Whilst the overall growth rate of patenting activity in low-carbon energy (LCE) technologies, as measured by the report, was increasing faster than in fossil fuel technologies, the report notes that following the drop in LCE patenting in 2015, the average annual growth rate of LCE patents since 2017 has been only 3.3%, more than three times lower than the 12.5% average growth sustained by LCE innovation between 2000 and 2013.

The report considered inventions in LCE technologies in three categories:

  • low-carbon energysupply technologies;
  • technologies that facilitate more efficient use of energy or fuel-switching; and
  • “enabling” technologies that cut across supply and end-use or enhance infrastructure to accommodate higher levels of clean energy

It found patent activity in the cross-cutting “enabling” technologies saw the greatest acceleration in growth.

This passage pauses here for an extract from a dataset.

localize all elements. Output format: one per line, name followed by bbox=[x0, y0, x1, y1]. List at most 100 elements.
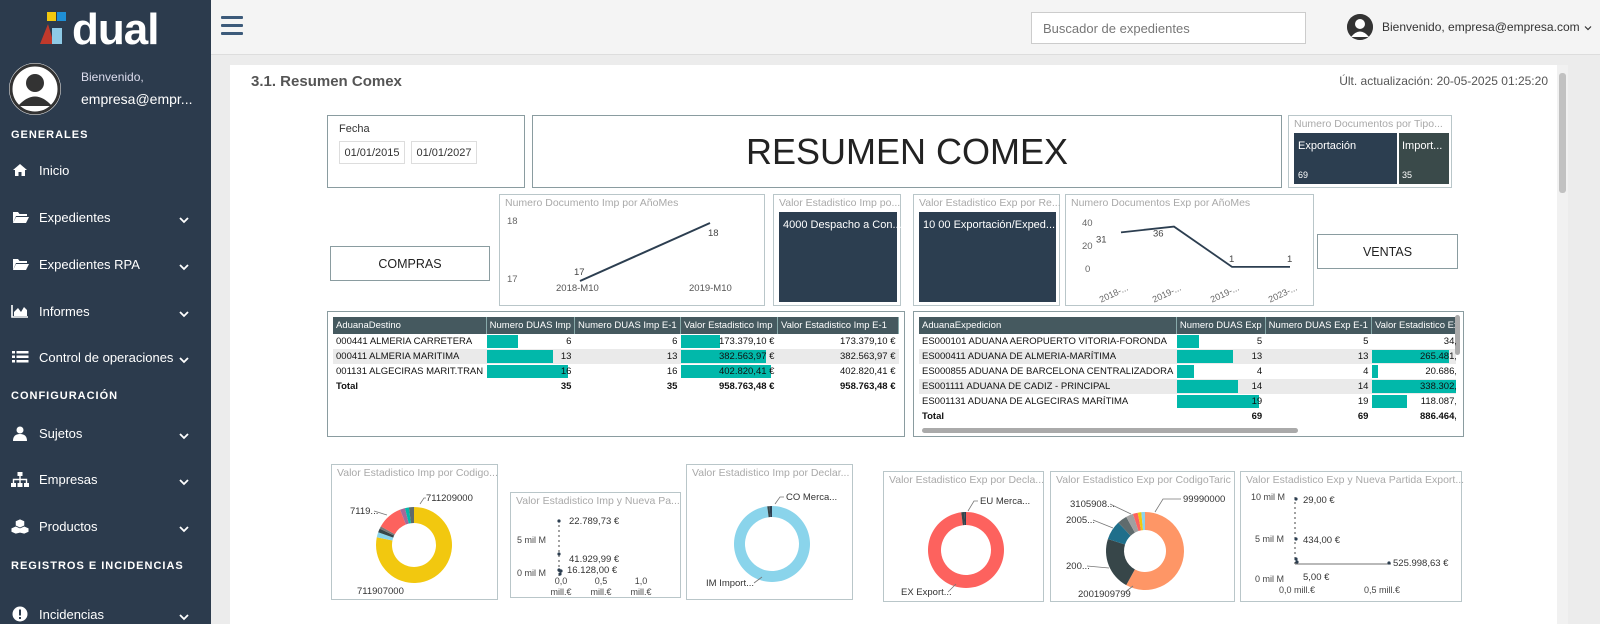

The changes in patent activity demonstrate the dynamics of innovation as the commercial energy supply technologies have begun to consolidate around a dominant designs and inventive activity has moved to process innovation in the manufacture and scaling up of such designs to reduce costs. The report indicates that a concerted global push will be required to ensure the continual flow of the innovation pipeline of improved LCE technologies.

Further, it is considered technologies still currently at the prototype or demonstration phase represent around 35% of the cumulative CO2 emissions reductions needed to shift to a sustainable path consistent with net-zero emissions by 2070. With a benchmark timescale of ten to 30 years from first prototype to mass market being suggested for such technologies, in view of LED and lithium-ion battery technology, the report suggests challenges are present in scaling and implantation of new technologies.